Now, the expression is 𝑥(𝑦-1), and the result of this is stored to variable [A]. (Apparently the actual key there is the [(-)] key , but once you press [STO] it automatically shifts to alpha mode.)

[↑] [↑] [enter]
Take the expression you just evaluated, and put it back in the text box...
[⌫] [⌫] [⌫] [)] [=]
...and take out the -1, then re-evaluate it.

The current state is: $x(y-1)$ is stored in variable A, and $xy$ is the previous calculation's answer.

Now it's easy to get the data we need:
[-] [A] [STO] [x]
Subtracting the two gives $x$...

[x] [+] [A] [/] [x] [+] [1]
...and now we can calculate $x + \frac{x(y-1)}x + 1$, which evaluates to $x+y$.

Answer 2

Here is an approach that handles numbers on the order of $10^9$ accurately (tested with $123\,456\,789 + 987\,654\,321 = 1\,111\,111\,110$). The hard part was

working around the fact that the first operand might be zero, in which case it is not possible to retrieve the second operand via $xy / x$.
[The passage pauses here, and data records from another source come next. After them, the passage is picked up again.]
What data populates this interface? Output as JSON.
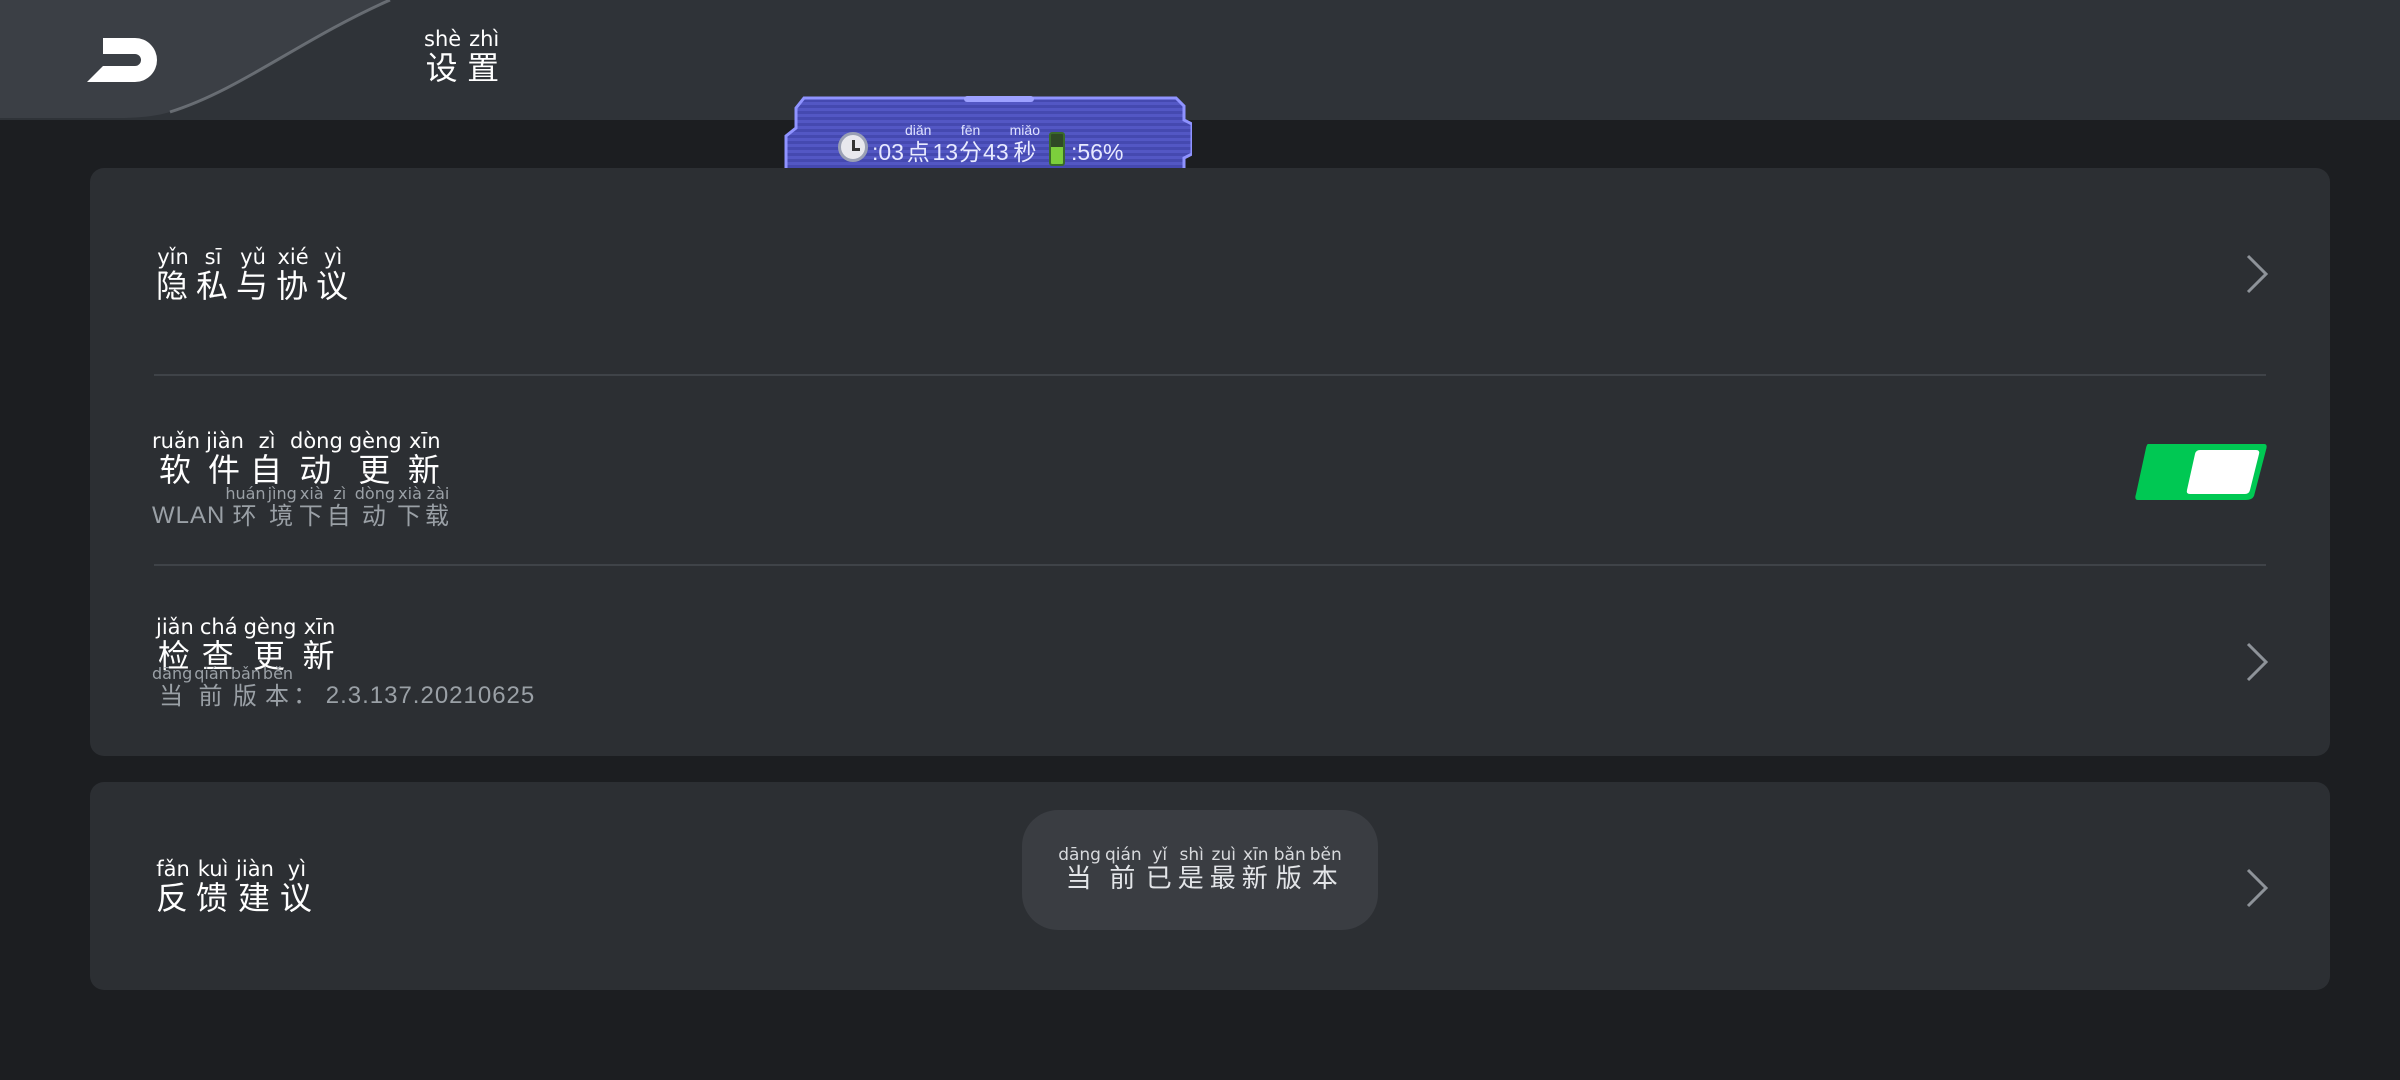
{
  "header": {
    "title": [
      {
        "py": "shè",
        "hz": "设"
      },
      {
        "py": "zhì",
        "hz": "置"
      }
    ]
  },
  "status_chip": {
    "hour_prefix": ":03",
    "hour_unit": {
      "py": "diǎn",
      "hz": "点"
    },
    "minute_value": "13",
    "minute_unit": {
      "py": "fēn",
      "hz": "分"
    },
    "second_value": "43",
    "second_unit": {
      "py": "miǎo",
      "hz": "秒"
    },
    "battery_text": ":56%",
    "battery_level": 0.56
  },
  "settings": {
    "privacy": {
      "title": [
        {
          "py": "yǐn",
          "hz": "隐"
        },
        {
          "py": "sī",
          "hz": "私"
        },
        {
          "py": "yǔ",
          "hz": "与"
        },
        {
          "py": "xié",
          "hz": "协"
        },
        {
          "py": "yì",
          "hz": "议"
        }
      ]
    },
    "auto_update": {
      "title": [
        {
          "py": "ruǎn",
          "hz": "软"
        },
        {
          "py": "jiàn",
          "hz": "件"
        },
        {
          "py": "zì",
          "hz": "自"
        },
        {
          "py": "dòng",
          "hz": "动"
        },
        {
          "py": "gèng",
          "hz": "更"
        },
        {
          "py": "xīn",
          "hz": "新"
        }
      ],
      "subtitle_prefix": "WLAN",
      "subtitle": [
        {
          "py": "huán",
          "hz": "环"
        },
        {
          "py": "jìng",
          "hz": "境"
        },
        {
          "py": "xià",
          "hz": "下"
        },
        {
          "py": "zì",
          "hz": "自"
        },
        {
          "py": "dòng",
          "hz": "动"
        },
        {
          "py": "xià",
          "hz": "下"
        },
        {
          "py": "zài",
          "hz": "载"
        }
      ],
      "enabled": true
    },
    "check_update": {
      "title": [
        {
          "py": "jiǎn",
          "hz": "检"
        },
        {
          "py": "chá",
          "hz": "查"
        },
        {
          "py": "gèng",
          "hz": "更"
        },
        {
          "py": "xīn",
          "hz": "新"
        }
      ],
      "subtitle": [
        {
          "py": "dāng",
          "hz": "当"
        },
        {
          "py": "qián",
          "hz": "前"
        },
        {
          "py": "bǎn",
          "hz": "版"
        },
        {
          "py": "běn",
          "hz": "本"
        }
      ],
      "subtitle_suffix": "： 2.3.137.20210625"
    },
    "feedback": {
      "title": [
        {
          "py": "fǎn",
          "hz": "反"
        },
        {
          "py": "kuì",
          "hz": "馈"
        },
        {
          "py": "jiàn",
          "hz": "建"
        },
        {
          "py": "yì",
          "hz": "议"
        }
      ]
    }
  },
  "toast": {
    "text": [
      {
        "py": "dāng",
        "hz": "当"
      },
      {
        "py": "qián",
        "hz": "前"
      },
      {
        "py": "yǐ",
        "hz": "已"
      },
      {
        "py": "shì",
        "hz": "是"
      },
      {
        "py": "zuì",
        "hz": "最"
      },
      {
        "py": "xīn",
        "hz": "新"
      },
      {
        "py": "bǎn",
        "hz": "版"
      },
      {
        "py": "běn",
        "hz": "本"
      }
    ]
  },
  "colors": {
    "toggle_on": "#00c853",
    "status_chip": "#4b4fb8"
  }
}
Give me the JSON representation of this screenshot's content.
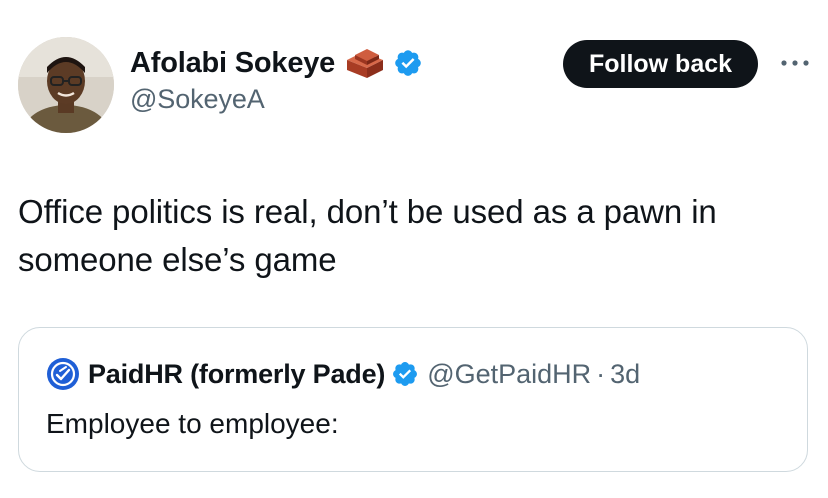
{
  "tweet": {
    "author": {
      "display_name": "Afolabi Sokeye",
      "handle": "@SokeyeA",
      "emoji": "brick-icon",
      "verified": true,
      "avatar": "avatar-photo"
    },
    "follow_button_label": "Follow back",
    "more_icon": "more-options-icon",
    "text": "Office politics is real, don’t be used as a pawn in someone else’s game"
  },
  "quote": {
    "display_name": "PaidHR (formerly Pade)",
    "handle": "@GetPaidHR",
    "separator": "·",
    "time": "3d",
    "text": "Employee to employee:",
    "verified": true
  },
  "colors": {
    "text_primary": "#0f1419",
    "text_secondary": "#536471",
    "verified_blue": "#1d9bf0",
    "button_bg": "#0f1419",
    "border": "#cfd9de",
    "brick": "#b4462b"
  }
}
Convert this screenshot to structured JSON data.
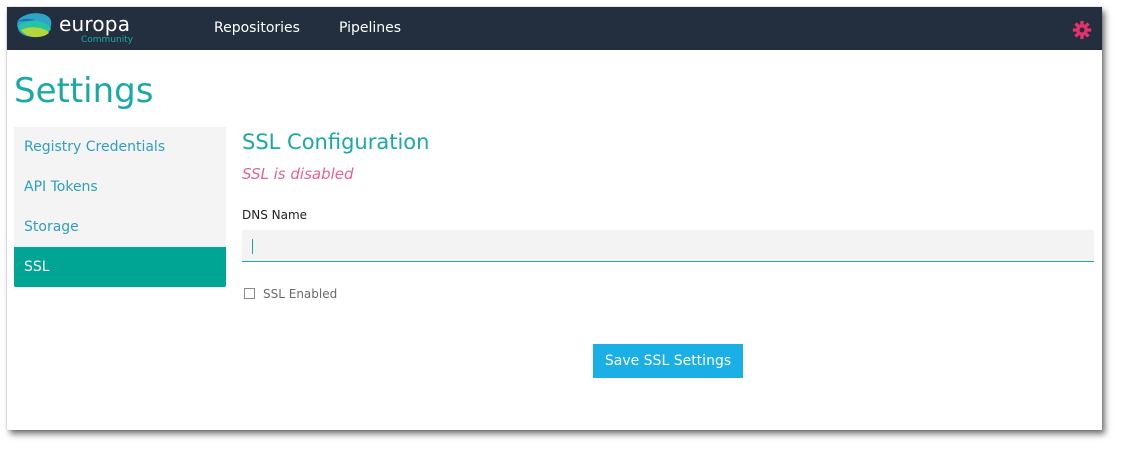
{
  "brand": {
    "name": "europa",
    "edition": "Community",
    "logo_icon": "europa-logo-icon"
  },
  "nav": {
    "links": [
      {
        "label": "Repositories"
      },
      {
        "label": "Pipelines"
      }
    ],
    "settings_icon": "gear-icon",
    "settings_icon_color": "#e8306a"
  },
  "page": {
    "title": "Settings"
  },
  "sidebar": {
    "items": [
      {
        "label": "Registry Credentials",
        "active": false
      },
      {
        "label": "API Tokens",
        "active": false
      },
      {
        "label": "Storage",
        "active": false
      },
      {
        "label": "SSL",
        "active": true
      }
    ]
  },
  "ssl": {
    "title": "SSL Configuration",
    "status": "SSL is disabled",
    "dns_label": "DNS Name",
    "dns_value": "",
    "ssl_enabled_label": "SSL Enabled",
    "ssl_enabled": false,
    "save_label": "Save SSL Settings"
  },
  "colors": {
    "navbar_bg": "#232f3f",
    "accent_teal": "#1aa9a5",
    "active_bg": "#00a594",
    "link_blue": "#2f9fbf",
    "status_pink": "#e8628a",
    "button_blue": "#1ab0e6"
  }
}
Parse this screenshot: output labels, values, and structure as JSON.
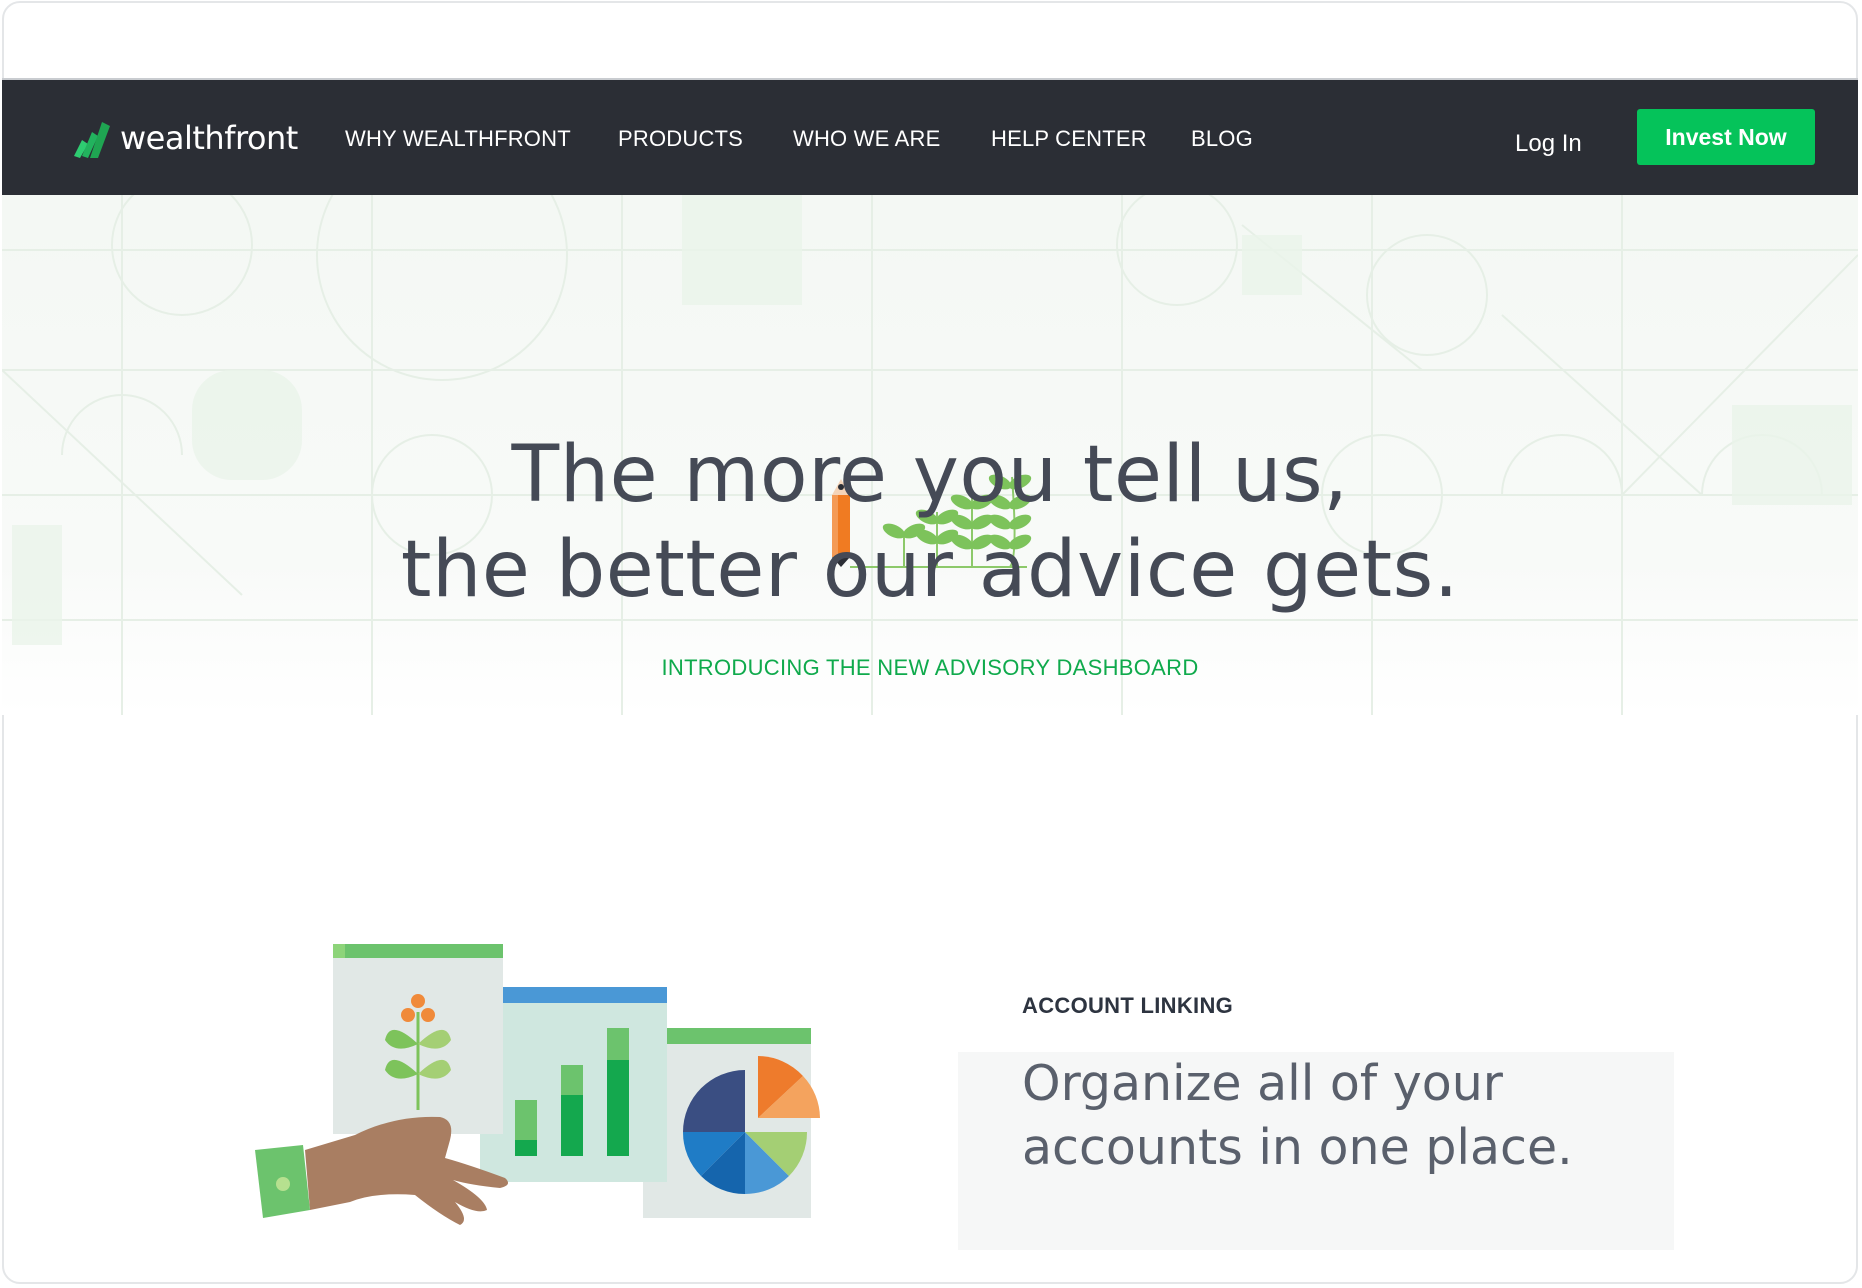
{
  "brand": {
    "name": "wealthfront"
  },
  "nav": {
    "links": [
      "WHY WEALTHFRONT",
      "PRODUCTS",
      "WHO WE ARE",
      "HELP CENTER",
      "BLOG"
    ],
    "login": "Log In",
    "cta": "Invest Now"
  },
  "hero": {
    "line1": "The more you tell us,",
    "line2": "the better our advice gets.",
    "intro": "INTRODUCING THE NEW ADVISORY DASHBOARD"
  },
  "feature": {
    "label": "ACCOUNT LINKING",
    "title_line1": "Organize all of your",
    "title_line2": "accounts in one place."
  },
  "colors": {
    "nav_bg": "#2b2e35",
    "accent": "#05c35a",
    "intro_text": "#0faa4c",
    "headline": "#454a56"
  },
  "icons": [
    "wealthfront-logo-icon",
    "pencil-sprouts-icon",
    "dashboard-illustration"
  ]
}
The steps are as follows: (I did not test this with the exact same calculator, so the details might vary slightly)

=
Save the expression "$x(y$" for future use.
← × 0 + 1 STO A
Evaluates "$x(y \cdot 0 + 1$", which is always equal to $x$, and stores the result in $A$.
↑ → → + =
Loads the expression "$x(y$", inserts + after the first digit of $x$, and calculates the result. The result will only be used in the future when $x = 0$, in which case "$0 + (y$" evaluates to $y$, which is equal to $x + y$. Otherwise, the result is unused.
↑ ↑ ← ) ÷ ALPHA A + ALPHA A =
Evaluates $x(y) \div A + A$, where $A = x$. If $x = 0$, then we will end up with the error screen; otherwise, $x + y$ will be successfully calculated.
AC Ans =
Exits the error screen if $x = 0$, and evaluates Ans. If $x = 0$, then the result of the second to last step is used; otherwise, the result of the last step is loaded.
In both cases, the result is $x + y$.

Note that

although errors are used in this solution, the sequence of key presses does not depend on whether an error was encountered. Therefore, the entire operation can be done blindfolded.